Nasabah Bank Nagari Kecemasan, Sudah 50 yang Melapor

Imbau Utamakan Transaksi Digital, Hindari ATM Bank Lain

  • Bagikan
50 nasabah bank nagari melapor
Kantor Pusat Bank Nagari di Kota Padang. Saat ini, sejumlah nasabah Bank Nagari kecemasan setelah beredarnya info di media sosial terkait dugaan pembobolan rekening nasabah Bank Nagari. (Foto: Ist)

Padang | Datiak.com – Nasabah Bank Nagari disarankan untuk memprioritaskan memakai transaksi digital. Tetapi, bila perlu uang kontan, nasabah disarankan tidak melakukan transaksi di ATM bank lain. Hal itu sebagai usaha mengantisipasi pasca-adanya info pembobolan rekening punya nasabah Bank Nagari oleh orang yang tidak dikenali.
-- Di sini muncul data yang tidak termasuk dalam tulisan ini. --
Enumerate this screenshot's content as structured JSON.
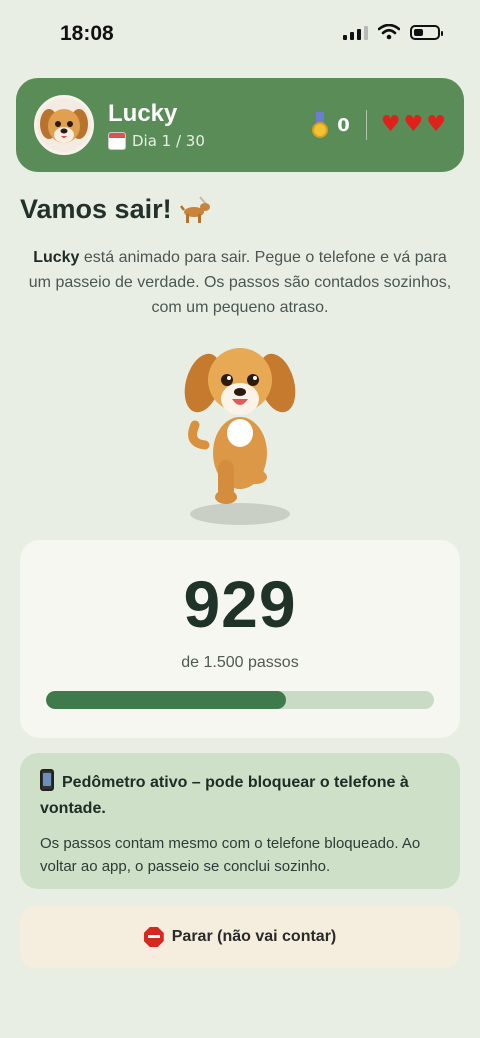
{
  "status_bar": {
    "time": "18:08"
  },
  "header": {
    "pet_name": "Lucky",
    "day_label": "Dia 1 / 30",
    "medals": "0",
    "hearts": 3
  },
  "page": {
    "title": "Vamos sair!",
    "description_name": "Lucky",
    "description_rest": " está animado para sair. Pegue o telefone e vá para um passeio de verdade. Os passos são contados sozinhos, com um pequeno atraso."
  },
  "steps": {
    "count": "929",
    "goal_label": "de 1.500 passos",
    "progress_fraction": 0.619
  },
  "info": {
    "title": "Pedômetro ativo – pode bloquear o telefone à vontade.",
    "body": "Os passos contam mesmo com o telefone bloqueado. Ao voltar ao app, o passeio se conclui sozinho."
  },
  "stop_button": {
    "label": "Parar (não vai contar)"
  },
  "icons": [
    "calendar-icon",
    "medal-icon",
    "heart-icon",
    "guide-dog-icon",
    "phone-icon",
    "stop-icon"
  ],
  "colors": {
    "header_bg": "#5a8c57",
    "progress_fill": "#3f7a4c",
    "progress_track": "#c9dbc4",
    "heart": "#e0201a"
  }
}
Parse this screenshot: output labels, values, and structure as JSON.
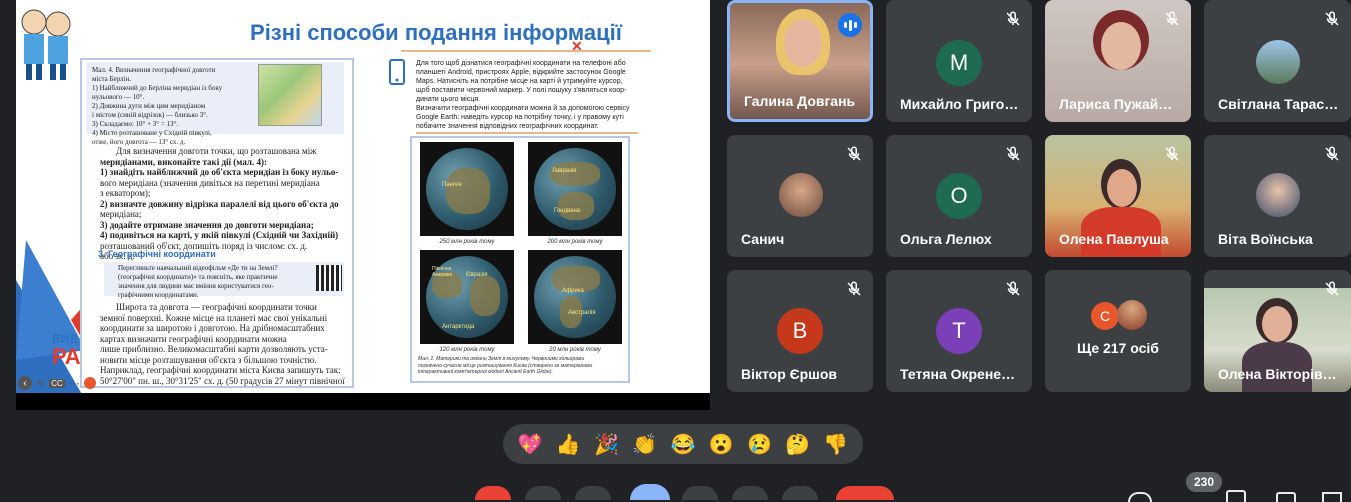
{
  "slide": {
    "title": "Різні способи подання інформації",
    "box1": {
      "lines": [
        "Мал. 4. Визначення географічної довготи",
        "міста Берлін.",
        "1) Найближчий до Берліна меридіан із боку",
        "    нульового — 10°.",
        "2) Довжина дуги між цим меридіаном",
        "    і містом (синій відрізок) — близько 3°.",
        "3) Складаємо: 10° + 3° = 13°.",
        "4) Місто розташоване у Східній півкулі,",
        "    отже, його довгота — 13° сх. д."
      ]
    },
    "main_text": [
      "Для визначення довготи точки, що розташована між",
      "меридіанами, виконайте такі дії (мал. 4):",
      "1) знайдіть найближчий до об'єкта меридіан із боку нульо-",
      "    вого меридіана (значення дивіться на перетині меридіана",
      "    з екватором);",
      "2) визначте довжину відрізка паралелі від цього об'єкта до",
      "    меридіана;",
      "3) додайте отримане значення до довготи меридіана;",
      "4) подивіться на карті, у якій півкулі (Східній чи Західній)",
      "    розташований об'єкт, допишіть поряд із числом: сх. д.",
      "    або зх. д."
    ],
    "section_heading": "3.  Географічні координати",
    "video_note": [
      "Перегляньте навчальний відеофільм «Де ти на Землі?",
      "(географічні координати)» та поясніть, яке практичне",
      "значення для людини має вміння користуватися гео-",
      "графічними координатами."
    ],
    "para2": [
      "Широта та довгота — географічні координати точки",
      "земної поверхні. Кожне місце на планеті має свої унікальні",
      "координати за широтою і довготою. На дрібномасштабних",
      "картах визначити географічні координати можна",
      "лише приблизно. Великомасштабні карти дозволяють уста-",
      "новити місце розташування об'єкта з більшою точністю.",
      "Наприклад, географічні координати міста Києва запишуть так:",
      "50°27'00\" пн. ш., 30°31'25\" сх. д. (50 градусів 27 мінут північної"
    ],
    "right_text": [
      "Для того щоб дізнатися географічні координати на телефоні або",
      "планшеті Android, пристроях Apple, відкрийте застосунок Google",
      "Maps. Натисніть на потрібне місце на карті й утримуйте курсор,",
      "щоб поставити червоний маркер. У полі пошуку з'являться коор-",
      "динати цього місця.",
      "Визначити географічні координати можна й за допомогою сервісу",
      "Google Earth: наведіть курсор на потрібну точку, і у правому куті",
      "побачите значення відповідних географічних координат."
    ],
    "globe_captions": [
      "250 млн років тому",
      "200 млн років тому",
      "120 млн років тому",
      "20 млн років тому"
    ],
    "globe_labels": [
      "Пангея",
      "Лавразія",
      "Гондвана",
      "Північна Америка",
      "Євразія",
      "Африка",
      "Антарктида",
      "Австралія"
    ],
    "figure_caption": [
      "Мал. 2. Материки та океани Землі в минулому. Червоними кольорами",
      "позначено сучасне місце розташування Києва (створено за матеріалами",
      "інтерактивної комп'ютерної моделі Ancient Earth Globe)."
    ],
    "side_logo": [
      "ВИД",
      "РА"
    ]
  },
  "participants": [
    {
      "name": "Галина Довгань",
      "type": "video",
      "speaking": true
    },
    {
      "name": "Михайло Григо…",
      "type": "letter",
      "letter": "M",
      "color": "#1e6b52"
    },
    {
      "name": "Лариса Пужай…",
      "type": "video"
    },
    {
      "name": "Світлана Тарас…",
      "type": "photo"
    },
    {
      "name": "Санич",
      "type": "photo"
    },
    {
      "name": "Ольга Лелюх",
      "type": "letter",
      "letter": "O",
      "color": "#1e6b52"
    },
    {
      "name": "Олена Павлуша",
      "type": "video"
    },
    {
      "name": "Віта Воїнська",
      "type": "photo"
    },
    {
      "name": "Віктор Єршов",
      "type": "letter",
      "letter": "B",
      "color": "#c5391a"
    },
    {
      "name": "Тетяна Окрене…",
      "type": "letter",
      "letter": "T",
      "color": "#7b3fb8"
    },
    {
      "name": "Ще 217 осіб",
      "type": "more",
      "letter": "C",
      "color": "#e8572c"
    },
    {
      "name": "Олена Вікторів…",
      "type": "video"
    }
  ],
  "reactions": [
    "💖",
    "👍",
    "🎉",
    "👏",
    "😂",
    "😮",
    "😢",
    "🤔",
    "👎"
  ],
  "participant_count": "230",
  "colors": {
    "background": "#202124",
    "tile": "#3c4043",
    "speaking_border": "#8ab4f8",
    "accent_blue": "#2e6fc0"
  }
}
Humas, Publikasi, dan Perlindungan Konsumen Divisi Sekretaris Perusahaan Bank Nagari, Intan Evannita Evandry, menjelaskan bahwa manajemen Bank Nagari masih menyelidik info dugaan pembobolan rekening nasabah tersebut.

“Itu tetap kita pelajari, masih kita cari info kebenarannya. Maka, buat nasabah yang berasa dananya di rekening menyusut, kita minta mereka memberikan laporan,” katanya, Jumat (6/5).

“Maka kita salah satunya untuk amankan transaksi bisnis, kita memblok transaksi bisnis yang memakai ATM bank lain. Agar semakin amannya, untuk saat ini untuk nasabah (dianjurkan) transaksi semakin banyak memakai digital seperti mobile banking dan cash management sistem,” terangnya.

“Tetapi, jika perlu uang kontan, nasabah lebih kita tujukan untuk memakai ATM Bank Nagari. Ini malah semakin aman dibanding dengan memakai ATM bank lain. Karena sebetulnya peluang yang terkena itu mesin ATM bank lain. Tetapi kita masih menyelidik,” paparnya.

Menurut dia, selama ini ada 50-an nasabah Bank Nagari yang melapor, setelah tersebarnya info ada rekening nasabah yang terkena jebol.

Meskipun begitu, Intan pun menyebutkan, sesudah diselidik, ada banyak nasabah yang melapor itu rupanya rekeningnya tidak terkena jebol. Uang di rekening nasabah itu menyusut karena yang berkaitan sendiri yang lakukan transaksi.

Menurut dia, nasabah Bank Nagari itu turut melapor karena cemas karena ada info pembobolan rekening nasabah Bank Nagari. Info itu awalannya dikatakan melalui status dalam suatu account Facebook yang saat ini sudah dihapus.

“Karena mungkin cemas, karena banyak info. Maka, info di Facebook itu belum pasti betul ya. Kan kita saksikan yang punyai account telah hapus statusnya,” ucapnya.

Meskipun begitu, manajemen Bank Nagari tetap terima keluh kesah nasabah yang berasa uang di rekeningnya menyusut. Sekarang ini, pihaknya bekerja bersama dengan pihak ke-3, yaitu supplier dan bekerja sama dengan bank lain untuk menuntaskan persoalan ini.

Maka dari itu, manajemen Bank Nagari sekarang ini tidak dapat sampaikan berapakah nominal uang nasabah yang diperhitungkan terkena jebol itu. “Kami di satu segi karakternya masih memuat keluh kesah. Kita selidik dahulu kebenarannya. Kita masih pencatatan,” ucapnya.

Intan menjelaskan, untuk nasabah yang berasa uangnya tidak sesuai dengan transaksi yang sudah dilaksanakan, untuk melapor melalui Call Center 150234 atau langsung ke kantor Bank Nagari paling dekat. (da.)